In the present real world, however, bureaucrats stick to the ‘Do Nothing’ policy and they observe it far more diligently than in 1952 busying at ‘creating’ work for themselves and getting paid far more than their private-sector peers. The number of Tokyo city area employees, at slightly more than 170,000 now, has been decreasing but the real Tokyo bureaucrat population is unknown because, unlike in 1952, many quasi-public corporations and other entities have been founded.

In a central city of less than 60,000 residents, one section of the city office, which previously assigned once officer to coordinate with local NPOs, added a new staffer two years ago. And when one NPO organized a city event, the section has assigned nearly half a dozen staffers, instead of three or so previously.

The city and the same NPO used to meet every month to coordinate for various events but from mid-2020, they decided to meet every other month. The city technically can use emails and other telecom means to coordinate details with the NPO but somehow, they increased the volume of documents substantially, making detailed prints  of photos , maps and texts and one wondering how much time and resources had to be spent (wasted, partially) to produce such documents.

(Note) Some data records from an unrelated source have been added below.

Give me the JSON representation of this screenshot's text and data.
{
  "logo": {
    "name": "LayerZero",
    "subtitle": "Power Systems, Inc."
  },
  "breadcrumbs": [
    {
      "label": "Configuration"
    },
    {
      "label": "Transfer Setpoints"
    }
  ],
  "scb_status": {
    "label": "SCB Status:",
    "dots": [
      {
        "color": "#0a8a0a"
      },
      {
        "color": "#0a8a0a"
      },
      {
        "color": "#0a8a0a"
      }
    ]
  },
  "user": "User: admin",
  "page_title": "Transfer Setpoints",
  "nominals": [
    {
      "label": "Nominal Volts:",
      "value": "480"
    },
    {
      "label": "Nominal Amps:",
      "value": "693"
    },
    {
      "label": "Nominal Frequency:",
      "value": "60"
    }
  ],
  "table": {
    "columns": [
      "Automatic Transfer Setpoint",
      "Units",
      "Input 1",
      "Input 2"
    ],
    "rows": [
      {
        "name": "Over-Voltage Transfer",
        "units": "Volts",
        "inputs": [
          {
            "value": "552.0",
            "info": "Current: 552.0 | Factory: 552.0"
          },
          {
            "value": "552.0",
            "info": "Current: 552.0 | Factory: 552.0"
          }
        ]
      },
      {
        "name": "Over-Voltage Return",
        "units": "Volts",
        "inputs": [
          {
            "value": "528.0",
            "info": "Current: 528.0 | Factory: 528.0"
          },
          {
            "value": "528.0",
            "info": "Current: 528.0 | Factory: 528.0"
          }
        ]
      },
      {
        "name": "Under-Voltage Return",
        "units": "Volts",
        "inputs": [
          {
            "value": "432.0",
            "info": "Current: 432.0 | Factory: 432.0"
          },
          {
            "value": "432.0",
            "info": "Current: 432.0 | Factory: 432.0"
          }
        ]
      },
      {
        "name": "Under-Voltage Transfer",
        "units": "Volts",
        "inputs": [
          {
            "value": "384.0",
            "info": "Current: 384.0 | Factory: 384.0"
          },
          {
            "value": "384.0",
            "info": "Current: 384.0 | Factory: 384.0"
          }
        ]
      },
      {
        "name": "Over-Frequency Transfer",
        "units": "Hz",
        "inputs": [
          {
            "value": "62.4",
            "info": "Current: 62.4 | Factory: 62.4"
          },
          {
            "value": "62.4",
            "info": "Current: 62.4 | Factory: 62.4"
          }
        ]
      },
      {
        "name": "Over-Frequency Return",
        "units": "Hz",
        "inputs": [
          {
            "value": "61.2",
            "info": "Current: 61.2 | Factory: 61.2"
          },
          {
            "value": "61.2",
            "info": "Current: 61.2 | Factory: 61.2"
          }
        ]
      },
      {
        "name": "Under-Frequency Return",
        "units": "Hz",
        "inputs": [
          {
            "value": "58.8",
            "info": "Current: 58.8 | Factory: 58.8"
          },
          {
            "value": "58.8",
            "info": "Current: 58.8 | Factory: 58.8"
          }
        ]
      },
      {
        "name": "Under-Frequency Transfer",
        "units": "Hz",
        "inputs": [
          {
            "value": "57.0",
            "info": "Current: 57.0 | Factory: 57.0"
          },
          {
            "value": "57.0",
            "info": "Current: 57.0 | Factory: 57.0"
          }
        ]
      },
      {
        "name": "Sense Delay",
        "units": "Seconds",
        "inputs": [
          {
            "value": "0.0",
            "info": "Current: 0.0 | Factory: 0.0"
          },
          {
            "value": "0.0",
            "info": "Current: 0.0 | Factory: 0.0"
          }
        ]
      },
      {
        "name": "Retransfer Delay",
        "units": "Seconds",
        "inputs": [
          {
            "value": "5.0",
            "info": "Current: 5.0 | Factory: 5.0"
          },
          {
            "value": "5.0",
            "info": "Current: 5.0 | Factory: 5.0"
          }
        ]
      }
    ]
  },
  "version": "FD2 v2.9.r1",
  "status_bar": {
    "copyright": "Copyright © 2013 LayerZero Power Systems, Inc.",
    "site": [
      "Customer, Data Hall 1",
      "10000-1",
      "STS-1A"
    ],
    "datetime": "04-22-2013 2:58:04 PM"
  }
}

It’s little wonder why the section added the second staffer.

At one of 23 Tokyo ‘ku’ city offices, a different variety of bureaucracy is being practiced. Unlike in 1952, when much of Tokyo city’s works had been administered directly by bureaucrats such as the Ikiru actor, Japanese public sector entities outsource enormous amounts of work to outside contractors ― office cleaning, libraries, public transportation, water safety, construction, and so on.

Those ku offices might have outsourced too many works, The Prospect’s research suggests. In one example, a ku’s one section has outsourced part of its sports facilities’ work to an NGO and another work to a different NGO. The ku’s sector instructed the head of the facility to coordinate among the facilities and two different NGOs. The result is a near bureaucratic impasse as none of the entities is volunteering to be in charge out of ‘consideration’ for other parties.

In the end, to break the deadlock, the ku’s section, which is responsible for the budget and planing for the sports facilities had to intervene, telling the three parties that the ku had received resident requests for change and had to administer. The ku section’s official in charge of the sports facilities told The Prospect that he had never made on-site visit to any of the facilities or talked to ku residents.

This is how bureaucrats are trained to become more bureaucratic than the Ikiru character before he learned about his terminal illness.